I won't shiver in the cold
I won't let the shadows take their toll
I won't cover my head in the dark
And I won't forget you when we part

She turned off the lights, came closer, held my hand and put it on her waist. Fifteen past two, a girl with eyes as deep as the pacific, skin as soft as the wet sand and hairs as smooth as silk. And there I was, holding her close by, with her head on my chest."

I woke up with blurred eyes, vibrating thoughts and a spellbound heart. I had lost her, I had lost the most enchanting moments to come. Been a week now, I still wish we meet again; in dreams. I tried listening to those songs before sleeping, hoping to see myself in her arms, feeling the warmth of her body and soul. But as they say, every good thing has to end. Rather sometimes, we have to put an end to "some of those beautiful things" to keep ourselves away from insanity. Ive stopped thinking about the dream. Ive stopped thinking about her.

If only we had a chance to replace our one action in the past. If only we had a chance to change that little period of time and make a different decision. If only we can restore that broken piece of glass. The schrödinger's cat might had not died. It would have been totally different. But I'm so fucking far away from that point. And I have no chance to go back and change and make amends. It is the fact with which we have to live with, forever. What Ive turned into, is not the decisions I've taken in the receded time but its all about the decisions which I shouldn't have taken and the words, i should have avoided. but well this is life and if you plan to go to point B from point A, life always takes you somewhere else.. So far from B, alone, sometimes lonely, regretting.

but you see, sometimes i feel, whatever i chose, it was for good. No fucking regrets.
Peace.


Always the peace is slipping away, period.

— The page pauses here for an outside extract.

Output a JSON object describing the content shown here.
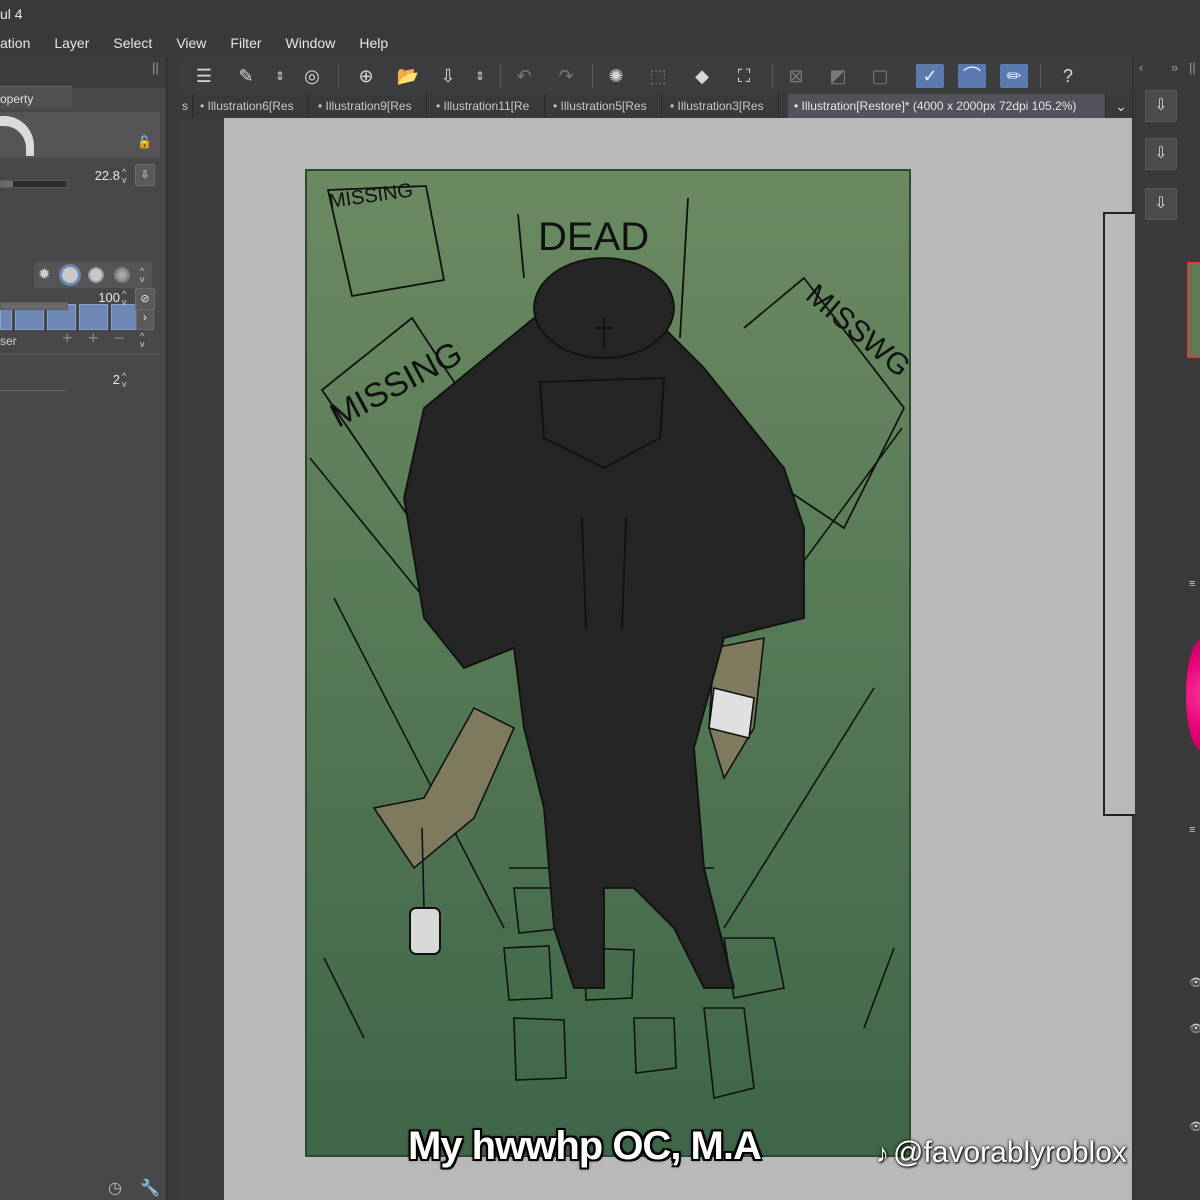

Ive tried hard to run away but the hurt, it refrains to find a place in oblivion and the period remains missed and I run, never been able to find the period but I still run
"On the way to his school, he used to come across a mother n son duo. Dribbling saliva n ridiculous hexagonal shaped head of that child always intrigued him at the same time repelled him physically. He was a bright n sensitive kid who grew up wondering about the nature's discrimination.

He turned 18 n the other kid too, but he salivated only when a coveting girl passed by, n the other kid, who could never understand how a coveting girl, in fact how a girl pleases senses, always did.

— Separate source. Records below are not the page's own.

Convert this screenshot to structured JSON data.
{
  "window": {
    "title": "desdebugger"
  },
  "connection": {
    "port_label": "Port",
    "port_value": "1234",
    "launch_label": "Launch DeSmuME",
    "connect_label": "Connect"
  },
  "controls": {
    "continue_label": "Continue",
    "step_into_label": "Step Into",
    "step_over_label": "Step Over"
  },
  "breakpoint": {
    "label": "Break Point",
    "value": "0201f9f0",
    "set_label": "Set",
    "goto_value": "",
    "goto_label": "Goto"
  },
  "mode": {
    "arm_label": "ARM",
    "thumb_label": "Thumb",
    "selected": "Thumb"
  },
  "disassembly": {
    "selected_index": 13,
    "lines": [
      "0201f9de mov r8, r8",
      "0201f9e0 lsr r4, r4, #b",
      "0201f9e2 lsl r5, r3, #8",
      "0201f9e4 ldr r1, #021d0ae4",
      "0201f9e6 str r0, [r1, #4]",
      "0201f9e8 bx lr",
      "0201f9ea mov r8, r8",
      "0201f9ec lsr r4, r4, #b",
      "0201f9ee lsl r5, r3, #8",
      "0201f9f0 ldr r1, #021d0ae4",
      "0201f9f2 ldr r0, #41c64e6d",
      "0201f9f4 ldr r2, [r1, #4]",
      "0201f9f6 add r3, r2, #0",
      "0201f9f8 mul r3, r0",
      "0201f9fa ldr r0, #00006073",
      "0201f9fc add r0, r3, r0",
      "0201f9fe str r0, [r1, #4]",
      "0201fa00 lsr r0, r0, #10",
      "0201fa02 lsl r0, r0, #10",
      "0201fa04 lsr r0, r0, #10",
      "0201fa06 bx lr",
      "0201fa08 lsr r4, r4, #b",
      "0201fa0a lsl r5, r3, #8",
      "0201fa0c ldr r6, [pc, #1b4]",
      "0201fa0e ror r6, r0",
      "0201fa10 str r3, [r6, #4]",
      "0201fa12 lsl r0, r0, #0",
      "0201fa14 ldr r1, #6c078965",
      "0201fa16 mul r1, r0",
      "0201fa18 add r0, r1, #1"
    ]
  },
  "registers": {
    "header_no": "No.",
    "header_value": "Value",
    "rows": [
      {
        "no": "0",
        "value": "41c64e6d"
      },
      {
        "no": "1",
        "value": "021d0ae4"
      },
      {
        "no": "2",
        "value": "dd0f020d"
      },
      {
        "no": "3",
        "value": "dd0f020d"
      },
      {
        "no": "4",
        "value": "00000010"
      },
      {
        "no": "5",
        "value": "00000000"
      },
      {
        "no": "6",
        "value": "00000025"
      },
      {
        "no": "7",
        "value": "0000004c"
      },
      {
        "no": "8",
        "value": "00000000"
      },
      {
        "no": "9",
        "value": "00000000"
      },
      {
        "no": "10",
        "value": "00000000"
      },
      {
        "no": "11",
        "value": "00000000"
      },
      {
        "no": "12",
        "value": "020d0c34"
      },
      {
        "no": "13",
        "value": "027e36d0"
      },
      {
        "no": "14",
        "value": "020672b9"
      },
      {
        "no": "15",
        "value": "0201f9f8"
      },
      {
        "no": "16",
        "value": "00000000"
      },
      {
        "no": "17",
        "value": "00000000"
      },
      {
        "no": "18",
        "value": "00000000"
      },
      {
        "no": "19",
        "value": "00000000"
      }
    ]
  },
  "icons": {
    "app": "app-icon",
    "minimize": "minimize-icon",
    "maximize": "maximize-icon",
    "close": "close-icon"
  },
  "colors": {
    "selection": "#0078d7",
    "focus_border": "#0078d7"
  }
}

The muted dreams n lost hopes of the mother, even though concealed behind a kind loving smile, could never fool his insightful eyes, which later at night, shed tears for that woman. He often argued with friends about the doomed future of that adult kid and the parents but secretly longed for their happiness, which he knew, was never attainable.

And like wind, time elapsed in experiencing love, homesickness, heartache and his own introvert life.

Until recently, he was coming back to life, sloughing off his negativity, he walked that street again, just to experience an undesired sight. A corpse wrapped in a white cloth with a ridiculously hexagonal head.

He came home, took a bath, looked in a mirror which reflected a face full of grief. Felt a mother's wails inside his heart, suffered cries of an already murdered life of her son, felt guilty of being normal. "




Been a long time since i havent felt down n blue, so kinda made up a story for myself to sensitize my gloom. I donno who is the protagonist, so I wrote HE, someone who lives inside.

nevermind the stops, commas n upside-down turned verbal sentences in the prose, was jus experimenting a different way to write.